GDPR establishes strict global privacy requirements, governing how personal data (or sensitive data) is collected, processed, accessed, stored, protected and managed in general; while ensuring that individuals can rely on data privacy as a fundamental right.
To reassure this, individuals have a series of rights which allow them to take legal action, if these should be infringed.
Among what is stipulated in these rights, it is considered that individuals are entitled to carry out the following, among others:
•Ask for clarifications on which personal data is being managed, and where it is stored or accessed from.
•Ask for clarifications about the purpose being given to personal data; and give explicit consent to authorize such purpose.
•Ask for clarifications about other relevant treatment to personal data, such as its given category, who is it disclosed to, and the period for which it is expected to be stored.
•Be informed about appropriate safeguards regarding management of personal data (e.g., such as those applying in the event of personal data transferring).
•Update personal data so that it is kept accurate and up-to-date.
•Obtain a copy of all personal data being managed (in a machine-readable format).
•Choose to opt out at any time, so that personal data is erased and no longer managed for that stated purpose.
•File a complaint with a supervisory authority in case of detecting non-compliance to these above rights.
In general, personal and sensitive data can include, but is not limited to, the following: Name, Identification number, Online identifiers, Email address, Location, IP address, Medical information, Racial or ethnic origin, Religious or philosophical beliefs, Health or sex life, or information in Cookies.
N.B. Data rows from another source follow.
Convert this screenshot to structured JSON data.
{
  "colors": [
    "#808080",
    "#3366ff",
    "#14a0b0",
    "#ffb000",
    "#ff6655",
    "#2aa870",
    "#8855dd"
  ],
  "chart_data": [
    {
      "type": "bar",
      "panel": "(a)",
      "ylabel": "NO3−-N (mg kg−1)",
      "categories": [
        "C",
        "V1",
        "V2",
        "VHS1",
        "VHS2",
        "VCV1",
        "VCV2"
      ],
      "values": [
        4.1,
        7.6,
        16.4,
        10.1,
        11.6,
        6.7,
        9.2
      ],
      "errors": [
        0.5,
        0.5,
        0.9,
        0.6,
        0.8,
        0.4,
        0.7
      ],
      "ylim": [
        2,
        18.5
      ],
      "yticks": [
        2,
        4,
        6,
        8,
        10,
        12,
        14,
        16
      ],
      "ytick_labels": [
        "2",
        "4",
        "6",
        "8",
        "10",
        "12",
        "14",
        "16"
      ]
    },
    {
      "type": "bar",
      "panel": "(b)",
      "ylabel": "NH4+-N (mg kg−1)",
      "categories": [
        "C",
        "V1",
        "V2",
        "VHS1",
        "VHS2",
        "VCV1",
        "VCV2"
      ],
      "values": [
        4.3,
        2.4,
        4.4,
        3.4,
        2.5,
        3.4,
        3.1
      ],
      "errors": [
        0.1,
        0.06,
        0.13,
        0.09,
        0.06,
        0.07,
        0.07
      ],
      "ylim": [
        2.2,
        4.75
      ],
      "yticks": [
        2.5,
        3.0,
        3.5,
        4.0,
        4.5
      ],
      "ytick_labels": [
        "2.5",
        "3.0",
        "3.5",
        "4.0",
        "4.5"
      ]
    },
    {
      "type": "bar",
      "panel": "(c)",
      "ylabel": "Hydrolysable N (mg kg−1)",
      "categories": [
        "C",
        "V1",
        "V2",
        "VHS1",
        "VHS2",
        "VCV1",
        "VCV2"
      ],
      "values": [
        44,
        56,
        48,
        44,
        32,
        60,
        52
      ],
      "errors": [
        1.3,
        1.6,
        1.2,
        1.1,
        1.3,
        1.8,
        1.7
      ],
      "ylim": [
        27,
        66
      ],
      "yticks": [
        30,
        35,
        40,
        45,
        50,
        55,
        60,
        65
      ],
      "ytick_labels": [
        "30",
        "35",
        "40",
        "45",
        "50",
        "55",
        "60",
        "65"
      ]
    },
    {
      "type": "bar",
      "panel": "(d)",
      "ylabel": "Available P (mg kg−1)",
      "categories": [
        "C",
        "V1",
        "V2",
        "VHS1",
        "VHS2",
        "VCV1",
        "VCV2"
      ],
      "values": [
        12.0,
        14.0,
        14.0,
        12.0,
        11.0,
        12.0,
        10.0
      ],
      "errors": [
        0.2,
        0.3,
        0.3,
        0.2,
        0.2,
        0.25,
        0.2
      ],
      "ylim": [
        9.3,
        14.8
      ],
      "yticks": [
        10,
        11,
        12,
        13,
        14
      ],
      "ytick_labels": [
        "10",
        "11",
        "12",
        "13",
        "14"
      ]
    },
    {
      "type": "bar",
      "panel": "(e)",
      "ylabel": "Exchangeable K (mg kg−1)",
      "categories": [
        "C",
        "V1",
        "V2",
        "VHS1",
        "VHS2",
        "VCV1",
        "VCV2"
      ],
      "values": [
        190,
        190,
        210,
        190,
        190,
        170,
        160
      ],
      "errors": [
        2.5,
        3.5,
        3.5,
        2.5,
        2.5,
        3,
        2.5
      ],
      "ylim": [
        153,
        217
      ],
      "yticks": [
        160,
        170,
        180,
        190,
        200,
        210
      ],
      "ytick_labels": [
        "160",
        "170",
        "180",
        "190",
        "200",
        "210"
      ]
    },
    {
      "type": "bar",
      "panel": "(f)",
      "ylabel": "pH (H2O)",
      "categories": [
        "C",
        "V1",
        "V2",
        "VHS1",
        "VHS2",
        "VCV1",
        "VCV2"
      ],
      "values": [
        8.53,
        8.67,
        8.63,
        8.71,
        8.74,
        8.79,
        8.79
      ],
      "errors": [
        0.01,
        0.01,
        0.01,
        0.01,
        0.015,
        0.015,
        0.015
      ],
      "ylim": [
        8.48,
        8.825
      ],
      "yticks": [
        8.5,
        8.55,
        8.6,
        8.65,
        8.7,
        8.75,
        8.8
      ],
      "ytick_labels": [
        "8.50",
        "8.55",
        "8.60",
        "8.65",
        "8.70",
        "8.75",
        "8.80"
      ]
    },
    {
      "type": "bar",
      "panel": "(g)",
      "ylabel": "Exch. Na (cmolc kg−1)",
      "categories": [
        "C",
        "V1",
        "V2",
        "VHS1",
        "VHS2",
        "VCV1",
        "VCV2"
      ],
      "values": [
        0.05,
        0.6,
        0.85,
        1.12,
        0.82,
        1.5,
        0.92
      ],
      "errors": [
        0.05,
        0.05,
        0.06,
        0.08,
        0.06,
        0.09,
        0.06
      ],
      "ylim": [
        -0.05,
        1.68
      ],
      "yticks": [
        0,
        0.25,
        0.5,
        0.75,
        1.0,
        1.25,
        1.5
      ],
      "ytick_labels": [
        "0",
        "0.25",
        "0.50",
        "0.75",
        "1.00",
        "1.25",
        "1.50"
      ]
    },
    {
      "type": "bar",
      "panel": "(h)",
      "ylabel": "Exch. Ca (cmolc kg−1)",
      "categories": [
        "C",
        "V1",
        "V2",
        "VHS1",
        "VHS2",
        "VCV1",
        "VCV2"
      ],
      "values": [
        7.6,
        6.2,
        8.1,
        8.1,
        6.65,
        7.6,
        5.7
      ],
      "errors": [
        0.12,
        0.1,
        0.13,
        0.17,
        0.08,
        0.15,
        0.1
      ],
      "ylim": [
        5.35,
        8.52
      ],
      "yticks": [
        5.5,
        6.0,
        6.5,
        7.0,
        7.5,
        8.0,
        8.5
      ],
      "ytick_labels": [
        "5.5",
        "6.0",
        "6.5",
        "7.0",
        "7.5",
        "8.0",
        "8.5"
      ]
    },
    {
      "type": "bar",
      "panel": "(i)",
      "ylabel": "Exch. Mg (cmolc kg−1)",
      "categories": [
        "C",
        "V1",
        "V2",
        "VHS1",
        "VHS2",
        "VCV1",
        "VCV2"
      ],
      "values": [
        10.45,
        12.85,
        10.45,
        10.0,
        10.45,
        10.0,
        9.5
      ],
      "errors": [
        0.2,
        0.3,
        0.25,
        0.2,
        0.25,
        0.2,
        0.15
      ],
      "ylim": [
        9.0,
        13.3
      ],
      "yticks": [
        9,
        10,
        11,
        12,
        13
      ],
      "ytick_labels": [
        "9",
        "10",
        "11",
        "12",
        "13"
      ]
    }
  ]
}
For the scope of this document, personal data or sensitive data that is collected, fundamentally depends on the design done by each customer when modeling their own processes.
By default, Bizagi does have shipped-in fields for personal data of end users such as: Email address, First name, Last name, Location (Country, State, City), Phone number or a photo. However, additional fields and general information regarding other individuals (e.g., a contractor's or vendor's contacts, users/customers or health care patients, etc) considered by those processes are to be explicitly identified, protected and managed by each customer.
Through the options presented in this document, some referring to features of Bizagi, you are enabled as a customer to cover the aspects of GDPR compliance within your built processes, so that as a Data Controller, you may address requests from your Data Subjects about making effective their individual GDPR rights.